Perhaps a way to address this dilemma is with a manual pull system. A page that incorporates WikiData would display a message indicating that the page uses data that was last refreshed *for this page* at such-and-such a date/time. (This information can be cached with the page, since it doesn't make a statement about the freshness of the underlying data.) The display would also give the user the ability to force a refresh if desired. (A DoS attack could be avoided by not allowing refresh before x amount of time has passed since the last refresh.)
Wouldn't be quite as automatic as the pull system described in the original message, but it could avoid the severe performance penalty.
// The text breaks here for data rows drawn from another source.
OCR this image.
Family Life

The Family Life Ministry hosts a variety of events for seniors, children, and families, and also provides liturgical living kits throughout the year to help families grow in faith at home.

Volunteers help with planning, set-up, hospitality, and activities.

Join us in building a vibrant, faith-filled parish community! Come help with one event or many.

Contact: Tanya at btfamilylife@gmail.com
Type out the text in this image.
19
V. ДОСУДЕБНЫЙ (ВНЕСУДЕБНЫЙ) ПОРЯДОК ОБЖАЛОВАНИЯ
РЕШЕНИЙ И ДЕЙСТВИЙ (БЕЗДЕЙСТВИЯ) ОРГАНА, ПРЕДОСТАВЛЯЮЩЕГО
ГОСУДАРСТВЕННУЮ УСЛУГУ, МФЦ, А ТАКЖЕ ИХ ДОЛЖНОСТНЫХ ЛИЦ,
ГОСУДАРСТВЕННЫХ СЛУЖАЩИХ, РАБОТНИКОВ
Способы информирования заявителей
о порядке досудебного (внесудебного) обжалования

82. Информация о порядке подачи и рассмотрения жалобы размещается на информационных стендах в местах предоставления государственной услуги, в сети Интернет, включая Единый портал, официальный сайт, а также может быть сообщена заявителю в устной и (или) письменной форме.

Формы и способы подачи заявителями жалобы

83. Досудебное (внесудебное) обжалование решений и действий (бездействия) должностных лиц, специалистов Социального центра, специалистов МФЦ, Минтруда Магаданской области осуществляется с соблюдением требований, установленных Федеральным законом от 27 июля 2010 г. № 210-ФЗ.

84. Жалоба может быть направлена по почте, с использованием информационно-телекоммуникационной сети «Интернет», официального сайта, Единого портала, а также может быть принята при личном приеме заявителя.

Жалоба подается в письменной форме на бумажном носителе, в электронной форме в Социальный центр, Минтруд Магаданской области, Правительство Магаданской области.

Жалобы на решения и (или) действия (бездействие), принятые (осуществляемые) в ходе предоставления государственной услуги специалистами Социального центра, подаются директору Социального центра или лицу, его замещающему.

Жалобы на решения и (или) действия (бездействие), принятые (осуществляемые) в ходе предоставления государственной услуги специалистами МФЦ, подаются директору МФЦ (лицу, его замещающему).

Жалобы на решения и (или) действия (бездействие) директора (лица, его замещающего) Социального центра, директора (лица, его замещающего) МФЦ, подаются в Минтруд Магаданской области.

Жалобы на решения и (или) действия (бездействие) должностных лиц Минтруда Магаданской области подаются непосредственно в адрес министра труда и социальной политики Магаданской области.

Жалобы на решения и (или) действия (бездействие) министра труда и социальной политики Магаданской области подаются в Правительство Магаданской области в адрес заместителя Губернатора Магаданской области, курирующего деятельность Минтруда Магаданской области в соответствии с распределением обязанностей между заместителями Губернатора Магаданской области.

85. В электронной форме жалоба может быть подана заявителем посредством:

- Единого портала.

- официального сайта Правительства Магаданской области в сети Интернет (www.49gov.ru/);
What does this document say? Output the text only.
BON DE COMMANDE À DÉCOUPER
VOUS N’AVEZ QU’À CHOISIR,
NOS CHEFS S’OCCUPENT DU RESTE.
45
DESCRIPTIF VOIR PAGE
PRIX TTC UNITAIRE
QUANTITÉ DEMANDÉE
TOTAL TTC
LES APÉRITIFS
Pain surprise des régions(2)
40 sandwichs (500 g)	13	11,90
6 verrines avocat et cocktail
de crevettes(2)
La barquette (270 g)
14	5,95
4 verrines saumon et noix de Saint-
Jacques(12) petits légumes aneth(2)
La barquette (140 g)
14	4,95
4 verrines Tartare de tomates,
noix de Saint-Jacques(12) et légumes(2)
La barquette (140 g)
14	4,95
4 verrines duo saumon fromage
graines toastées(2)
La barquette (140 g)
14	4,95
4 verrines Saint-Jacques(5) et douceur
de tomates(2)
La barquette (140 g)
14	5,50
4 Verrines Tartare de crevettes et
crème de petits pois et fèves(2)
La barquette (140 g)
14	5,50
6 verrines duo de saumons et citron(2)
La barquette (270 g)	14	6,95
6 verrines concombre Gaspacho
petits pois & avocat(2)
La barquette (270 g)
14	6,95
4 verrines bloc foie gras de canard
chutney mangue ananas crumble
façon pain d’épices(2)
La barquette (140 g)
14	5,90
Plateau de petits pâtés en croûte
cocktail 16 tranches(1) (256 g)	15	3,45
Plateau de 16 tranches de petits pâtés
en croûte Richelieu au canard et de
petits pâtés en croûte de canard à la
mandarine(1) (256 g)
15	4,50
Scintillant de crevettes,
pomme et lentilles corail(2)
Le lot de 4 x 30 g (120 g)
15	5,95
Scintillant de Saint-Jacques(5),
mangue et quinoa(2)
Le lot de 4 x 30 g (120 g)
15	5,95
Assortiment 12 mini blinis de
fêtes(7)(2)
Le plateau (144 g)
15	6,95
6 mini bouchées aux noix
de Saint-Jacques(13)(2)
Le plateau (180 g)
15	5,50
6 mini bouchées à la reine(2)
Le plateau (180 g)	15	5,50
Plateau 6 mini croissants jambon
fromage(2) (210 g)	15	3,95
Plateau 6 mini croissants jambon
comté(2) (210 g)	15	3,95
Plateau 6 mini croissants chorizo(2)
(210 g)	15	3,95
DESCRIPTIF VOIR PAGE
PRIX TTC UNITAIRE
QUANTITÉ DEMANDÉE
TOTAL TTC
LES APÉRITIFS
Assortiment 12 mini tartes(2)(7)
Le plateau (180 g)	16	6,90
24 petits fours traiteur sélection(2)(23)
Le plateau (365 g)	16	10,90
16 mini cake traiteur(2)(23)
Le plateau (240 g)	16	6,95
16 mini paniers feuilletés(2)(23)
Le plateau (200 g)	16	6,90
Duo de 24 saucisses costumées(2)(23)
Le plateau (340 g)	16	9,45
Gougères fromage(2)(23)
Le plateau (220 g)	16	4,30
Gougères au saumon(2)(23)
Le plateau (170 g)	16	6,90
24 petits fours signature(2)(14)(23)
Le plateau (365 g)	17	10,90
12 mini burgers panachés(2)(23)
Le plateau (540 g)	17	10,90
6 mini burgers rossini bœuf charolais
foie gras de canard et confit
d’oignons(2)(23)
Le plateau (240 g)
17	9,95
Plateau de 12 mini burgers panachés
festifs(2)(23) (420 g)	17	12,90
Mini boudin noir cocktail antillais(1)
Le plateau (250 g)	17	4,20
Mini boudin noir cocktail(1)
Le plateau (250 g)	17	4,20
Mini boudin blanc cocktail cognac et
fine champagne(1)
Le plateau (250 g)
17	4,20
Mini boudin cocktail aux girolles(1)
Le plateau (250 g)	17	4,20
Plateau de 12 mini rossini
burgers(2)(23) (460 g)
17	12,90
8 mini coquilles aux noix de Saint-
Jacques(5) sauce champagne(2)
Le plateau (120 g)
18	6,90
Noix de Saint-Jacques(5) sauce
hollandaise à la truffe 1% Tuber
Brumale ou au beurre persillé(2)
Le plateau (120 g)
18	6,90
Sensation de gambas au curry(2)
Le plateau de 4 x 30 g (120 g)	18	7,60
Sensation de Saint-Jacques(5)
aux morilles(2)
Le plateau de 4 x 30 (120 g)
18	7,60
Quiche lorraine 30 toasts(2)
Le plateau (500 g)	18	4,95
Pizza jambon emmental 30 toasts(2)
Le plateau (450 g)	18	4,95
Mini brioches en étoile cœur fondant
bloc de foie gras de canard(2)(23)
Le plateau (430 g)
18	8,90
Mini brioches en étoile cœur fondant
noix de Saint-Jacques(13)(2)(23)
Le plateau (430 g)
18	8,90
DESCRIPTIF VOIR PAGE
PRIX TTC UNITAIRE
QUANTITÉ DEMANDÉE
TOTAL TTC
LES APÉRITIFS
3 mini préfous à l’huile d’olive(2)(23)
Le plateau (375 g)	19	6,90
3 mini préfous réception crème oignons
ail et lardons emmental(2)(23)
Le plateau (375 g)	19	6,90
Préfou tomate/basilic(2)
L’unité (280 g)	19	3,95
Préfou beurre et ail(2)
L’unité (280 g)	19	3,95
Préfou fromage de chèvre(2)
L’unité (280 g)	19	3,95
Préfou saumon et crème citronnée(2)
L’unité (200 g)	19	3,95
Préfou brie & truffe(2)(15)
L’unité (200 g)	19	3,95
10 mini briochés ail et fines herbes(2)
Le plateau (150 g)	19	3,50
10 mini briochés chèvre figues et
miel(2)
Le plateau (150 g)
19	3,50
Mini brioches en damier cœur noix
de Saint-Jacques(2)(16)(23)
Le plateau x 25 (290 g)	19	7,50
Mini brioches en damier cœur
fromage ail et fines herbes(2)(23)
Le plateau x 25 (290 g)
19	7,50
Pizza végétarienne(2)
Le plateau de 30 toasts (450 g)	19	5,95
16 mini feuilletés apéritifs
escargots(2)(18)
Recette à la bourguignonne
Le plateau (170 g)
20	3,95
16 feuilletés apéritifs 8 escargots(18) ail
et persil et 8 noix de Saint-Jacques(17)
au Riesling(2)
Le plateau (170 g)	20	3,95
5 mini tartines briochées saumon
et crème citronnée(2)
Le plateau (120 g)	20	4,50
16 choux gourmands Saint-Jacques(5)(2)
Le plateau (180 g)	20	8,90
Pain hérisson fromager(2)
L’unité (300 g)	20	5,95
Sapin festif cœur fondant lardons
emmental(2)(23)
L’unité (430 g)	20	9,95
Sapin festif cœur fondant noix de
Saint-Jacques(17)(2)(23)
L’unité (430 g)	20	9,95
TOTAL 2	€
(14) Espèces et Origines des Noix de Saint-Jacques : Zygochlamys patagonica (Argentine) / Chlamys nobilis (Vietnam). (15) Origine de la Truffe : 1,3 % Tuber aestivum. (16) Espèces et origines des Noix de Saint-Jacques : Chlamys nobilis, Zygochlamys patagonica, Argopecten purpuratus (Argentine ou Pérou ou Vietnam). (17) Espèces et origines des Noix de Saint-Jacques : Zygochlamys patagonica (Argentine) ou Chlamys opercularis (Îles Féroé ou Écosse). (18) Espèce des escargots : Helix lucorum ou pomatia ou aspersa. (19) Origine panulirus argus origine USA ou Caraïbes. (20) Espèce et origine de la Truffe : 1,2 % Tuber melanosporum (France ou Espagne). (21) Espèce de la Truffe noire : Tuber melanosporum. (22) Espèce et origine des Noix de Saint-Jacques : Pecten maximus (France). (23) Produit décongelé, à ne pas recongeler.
Just a thought.
Alan
On Thu, 21 Oct 2004 21:07:45 +0200, Magnus Manske magnus.manske@web.de wrote: [...]
As good "wiki-fiddlers" (thanks so much, Register!) we would like to see every change in WikiData on the wikipedia pages real soon. Like, now. So the information that something changes, and what changed, has to pass from the data site to the display site. There are two ways to do that: push or pull.
PUSH means the data site will notify the display site that something has changed, and the display needs to be updated. For that, the data site has to know which pages of the display site are affected by which change. Then, it has to notify the display site of this. Bad things:
- Needs basically a cache of *all* queries *ever* asked of the data
site, as well as their results
- Has to recalculate *all* of these after *every* change to find which
queries produce different results
- Won't work if the display site is offline
- Won't work well with non-wikipedias
That can't be it.
PULL means the display site asks the data site if anything has changed, which basically means rerunning a query. Which means, doing this for *every* pageview, even for anons. Which means, all caching variants, including squids, are going bye-bye. Additionally, for every page view, the display site has to wait for the data site to complete the query. Think wikipedia is slow today? Think again...
That can't be it, either.
Oh, sure, we can cache the queries with results on the display site, or only update the data once a day/week, but then we won't be wiki (=quick) anymore, no? Will this be the price to pay?